Estabilidade pré-aposentadoria, prevista em convenção coletiva, não depende de comunicação

A Justiça do Trabalho acolheu em parte o pedido de um trabalhador, que insistiu no pedido de reconhecimento de estabilidade pré-aposentadoria, prevista na norma coletiva da categoria. Ele foi demitido pela reclamada, uma multinacional produtora de resinas e outros produtos químicos, quando já estava prestes a se aposentar.

Segundo consta dos autos, o documento emitido pelo INSS, em 19/9/2013, registra o tempo de contribuição do trabalhador demitido como sendo de 34 anos, 5 meses e 29 dias. A demissão ocorreu em 7/2/2013.A sentença proferida pelo juízo da Vara do Trabalho de Rio Claro tinha negado o pedido do trabalhador, por entender que ele não havia observado a determinação prevista em norma coletiva de comprovação da aquisição do direito à estabilidade.

Essa garantia de emprego, e que ampara o pedido do trabalhador, está prevista na cláusula 36 da Convenção Coletiva de Trabalho (CCT) 2012/2014, letra “a”. Segundo ela, “aos empregados que comprovadamente estiverem a um máximo de 12 (doze) meses da aquisição do direito à aposentadoria, em seus prazos mínimos, de qualquer tipo, e que contarem no mínimo com 8 (oito) anos de serviço na mesma empresa, fica assegurado o emprego ou salário, durante o período que faltar para aposentarem-se”.

A cláusula estabelece ainda, na letra “c”, que a “concessão dos benefícios das letras ‘a’ e ‘b’ dependerá da prévia comprovação, pelo empregado, do preenchimento dos requisitos ali indicados, mediante apresentação, à empresa, da documentação legal respectiva”.

Porém, para o relator do acórdão, desembargador Luiz Antonio Lazarim, do TRT-15,”ao demitir o empregado, a empresa deveria acautelar-se e aferir o tempo de serviço prestado pelo trabalhador, considerando as anotações de todo o período de labor constante em CTPS e a idade do reclamante, para fins de aposentadoria”.
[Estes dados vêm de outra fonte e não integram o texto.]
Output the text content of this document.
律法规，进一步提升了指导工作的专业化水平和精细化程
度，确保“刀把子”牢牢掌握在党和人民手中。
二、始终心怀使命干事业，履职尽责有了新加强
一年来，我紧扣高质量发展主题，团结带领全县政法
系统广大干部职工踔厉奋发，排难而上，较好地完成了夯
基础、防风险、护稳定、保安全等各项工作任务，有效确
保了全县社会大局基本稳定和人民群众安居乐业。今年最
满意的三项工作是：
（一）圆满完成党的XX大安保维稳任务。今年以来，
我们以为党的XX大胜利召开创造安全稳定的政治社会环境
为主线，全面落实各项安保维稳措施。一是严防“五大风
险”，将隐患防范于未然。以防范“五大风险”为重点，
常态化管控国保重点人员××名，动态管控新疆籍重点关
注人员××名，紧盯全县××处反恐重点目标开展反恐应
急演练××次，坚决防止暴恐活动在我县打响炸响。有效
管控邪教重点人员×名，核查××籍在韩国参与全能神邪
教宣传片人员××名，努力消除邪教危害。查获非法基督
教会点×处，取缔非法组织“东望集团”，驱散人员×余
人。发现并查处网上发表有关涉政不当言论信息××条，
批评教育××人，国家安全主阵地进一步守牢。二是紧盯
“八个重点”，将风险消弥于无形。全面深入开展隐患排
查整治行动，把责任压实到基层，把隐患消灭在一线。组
O colegiado ainda ressaltou que “a garantia de emprego conferida ao trabalhador que se encontra em vias de se aposentar, prevista em norma coletiva, deve prevalecer sobre o formalismo de se exigir comunicação por parte do empregado”, e complementou: “a falta de aviso não pode obstar o direito do trabalhador, pois a empresa possui condições de verificar a sua situação previdenciária à época da ruptura contratual”.

A Câmara concluiu, assim, que é devido ao trabalhador “o pagamento, por garantia de emprego, dos salários de 6 meses e 1 dia, com reflexos em aviso prévio, FGTS e multa de 40%, férias acrescidas do terço constitucional e 13º salário, em montante a ser apurado em liquidação”. Determinou ainda que a empresa deverá fazer “os recolhimentos previdenciários do período da garantia de emprego, de molde a dar cumprimento integral ao preceito da norma coletiva”.